The military, with its insatiable need for young men and women to staff its ranks, works hard to up its "cool" factor by cooperating with Hollywood on blockbuster movies. In exchange for access to military equipment, personnel as extras, and authentic filming locations, the Pentagon gets portrayed positively in the final cut.
Or take the military sponsorship of the U.S. stock car racing circuit, NASCAR, which Turse points out has 8.5 million fans at the prime recruiting ages of 18 to 24. In 2005, the army, navy, air force, and marines "spent more than 38 million dollars in taxpayer money to fund various racecars."
Fans of the same age are also likely to play video games, which, in addition to glorifying the military, serve to "pre-train youngsters". So the Pentagon has opened up its programmes developed as training tools to civilian games, hoping to breed strong fingers and quick responses for today's and the future's high-tech computer equipment.
The Complex also still employs its old recruiting network in high schools -- but has loosed it on youth to a new level in line with the recent strains put on the force by retention problems and recent troop-intensive misadventures in the Middle East.

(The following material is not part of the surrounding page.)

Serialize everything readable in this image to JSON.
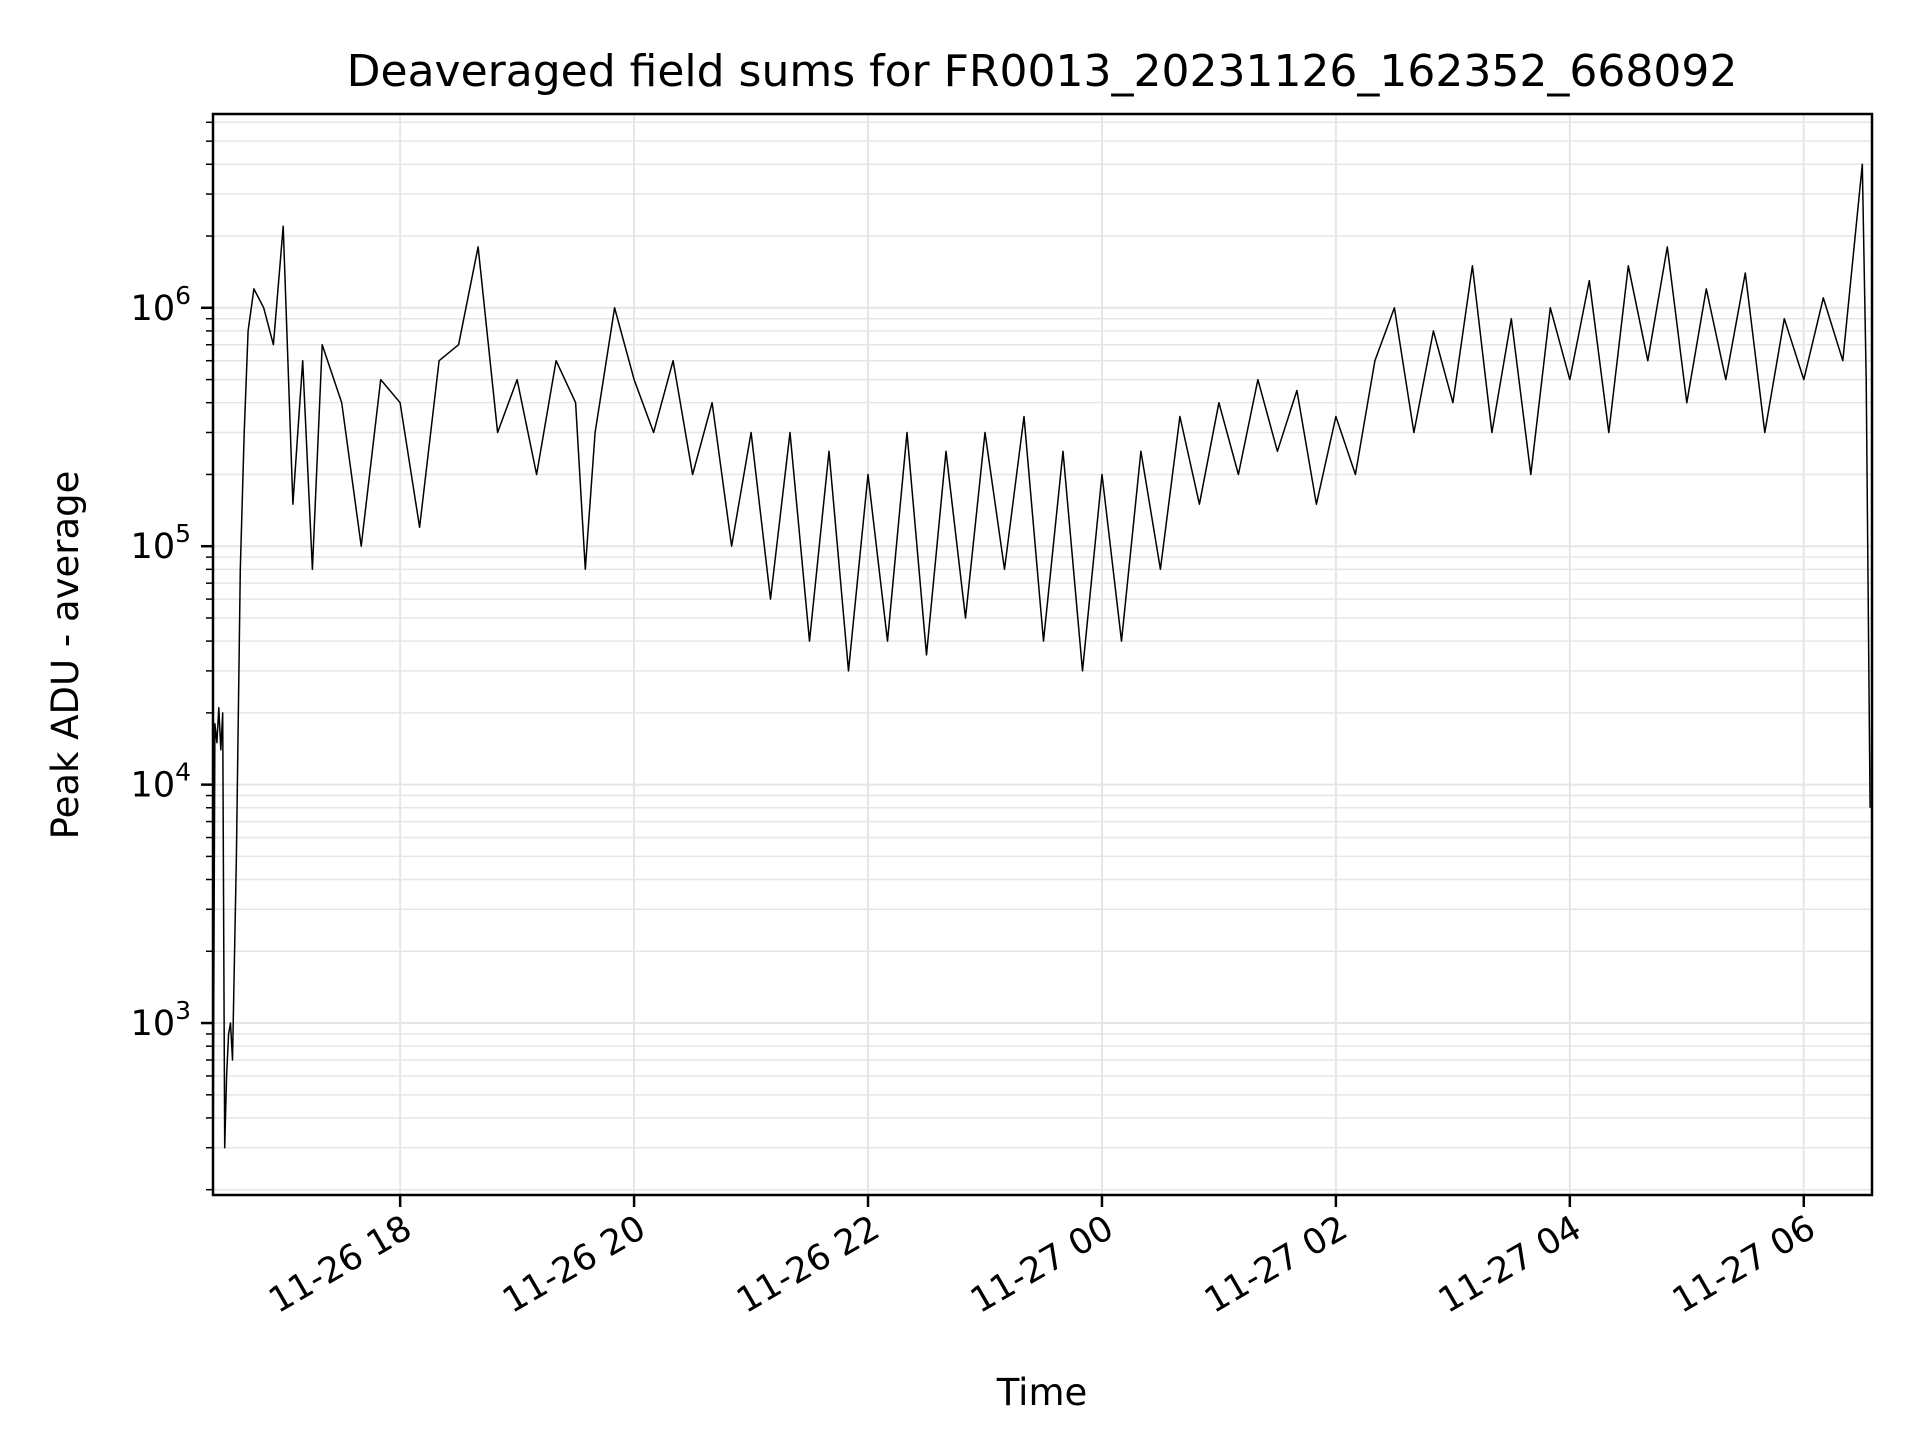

But the most troubling of Turse's chronicle of the spread of militarism through the Complex is the literal invasion of everyday lives -- both at abroad and, shockingly, soon to come locally in the U.S.
Turse offers up as an example a Long Range Acoustical Device that blares at a tone so painfully loud it incapacitates those who hear it. The company producing the weapon was bragging about good test results from the battlefields of Iraq in 2006, but it was apparently already at the ready for the New York Police Department's handling of protests against the 2004 Republican National Convention.
"The only question now is when will its eardrum-shattering tones be brought to bear on civilians in the U.S. 'homeland'?" Turse asks.
In fact, the acceleration into a domestic branch of the Complex has exploded since the attacks of Sep. 11, 2001, when "a previously diminutive arm of the Complex -- the domestic security component -- began to grow at an exponential rate," writes Turse.
Leave alone the NYPD sound blaster, or that the Los Angeles Police have reportedly been using military developed unmanned drones for surveillance, it's not just the Complex showing up in the U.S. 'homeland'; the military itself is getting in on the action.
With the 2002 creation of U.S. Northern Command (NORTHCOM) the Pentagon put "America's homefront" within its military purview.
NORTHCOM has formed domestic links with the CIA and FBI, working on such projects as "report suspicious activity" programmes, providing links via armed services websites, such as the air force.
"Among behaviours that merit the air force's attention," says Turse, "are the use of still or video cameras, note taking, making annotations on a map, or using binoculars. (Bird watchers beware!)"
"Having garrisoned the globe," Terse writes in his conclusion, "the Complex is returning home in new and unnerving ways."